Florida Red Tide Aging Process May Help Predict When Harmful Algal Blooms will Dissipate
Extensive changes in gene expression were revealed in an NCCOS study of aging in Florida red tides. These changes reflect alterations in metabolism that may provide the tools necessary for developing markers indicative of waning Florida red tide blooms. These results were found using a DNA microarray designed by the NCCOS HAB Genomics Project for the toxic dinoflagellate Karenia brevis. The microarray provides simultaneous measurement of the expression of thousands of genes.
Florida red tides are caused by dense concentrations of Karenia brevis. These blooms can persist in the Gulf of Mexico for many months, resulting in extensive human health impacts, marine animal mortalities, and economic losses. After weeks to months, these blooms often quickly disappear. The mechanisms that cause bloom termination are not understood.

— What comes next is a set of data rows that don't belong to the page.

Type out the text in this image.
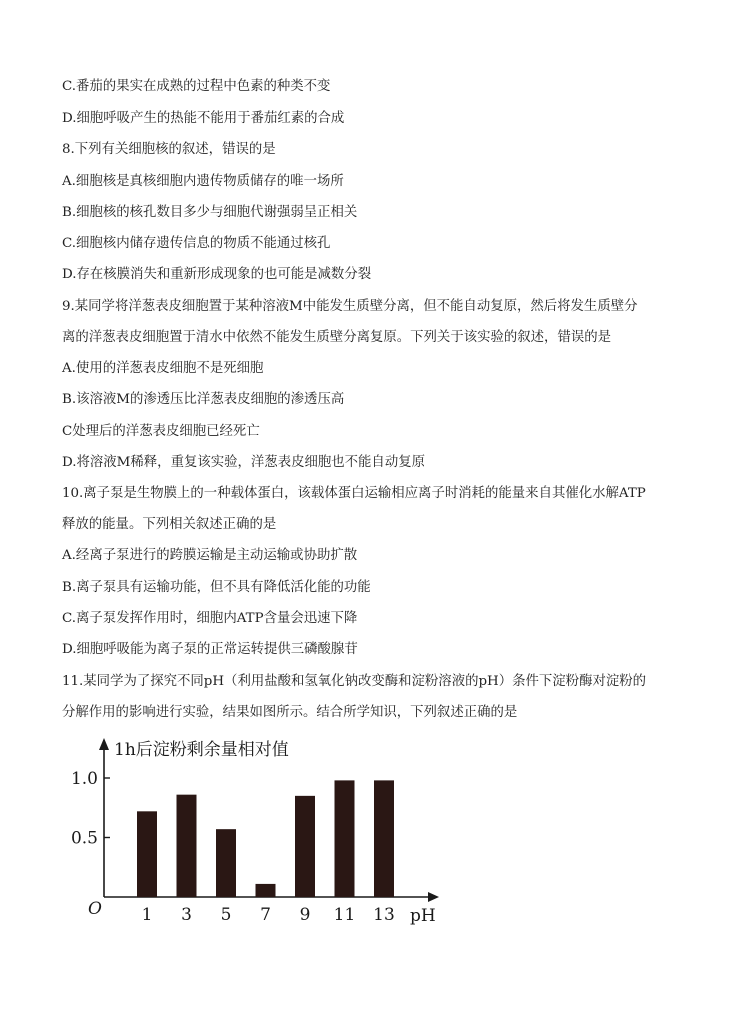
C.番茄的果实在成熟的过程中色素的种类不变
D.细胞呼吸产生的热能不能用于番茄红素的合成
8.下列有关细胞核的叙述，错误的是
A.细胞核是真核细胞内遗传物质储存的唯一场所
B.细胞核的核孔数目多少与细胞代谢强弱呈正相关
C.细胞核内储存遗传信息的物质不能通过核孔
D.存在核膜消失和重新形成现象的也可能是减数分裂
9.某同学将洋葱表皮细胞置于某种溶液M中能发生质壁分离，但不能自动复原，然后将发生质壁分
离的洋葱表皮细胞置于清水中依然不能发生质壁分离复原。下列关于该实验的叙述，错误的是
A.使用的洋葱表皮细胞不是死细胞
B.该溶液M的渗透压比洋葱表皮细胞的渗透压高
C处理后的洋葱表皮细胞已经死亡
D.将溶液M稀释，重复该实验，洋葱表皮细胞也不能自动复原
10.离子泵是生物膜上的一种载体蛋白，该载体蛋白运输相应离子时消耗的能量来自其催化水解ATP
释放的能量。下列相关叙述正确的是
A.经离子泵进行的跨膜运输是主动运输或协助扩散
B.离子泵具有运输功能，但不具有降低活化能的功能
C.离子泵发挥作用时，细胞内ATP含量会迅速下降
D.细胞呼吸能为离子泵的正常运转提供三磷酸腺苷
11.某同学为了探究不同pH（利用盐酸和氢氧化钠改变酶和淀粉溶液的pH）条件下淀粉酶对淀粉的
分解作用的影响进行实验，结果如图所示。结合所学知识，下列叙述正确的是
1h后淀粉剩余量相对值
O	pH
0.5
1.0
1 3 5 7 9 11 13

Built on decades of research on red tides, NOAA has developed and implemented an operational red tide forecast system available to coastal managers and residents that uses satellite images of blooms to predict bloom impacts. The long-term objective of the current research is to understand how the biology of Karenia brevis interacts with the oceanographic forces that drive harmful algal blooms, and then by incorporating indicators of the physiological status of red tide blooms into monitoring practices, to develop the ability to predict the termination of blooms and their impacts.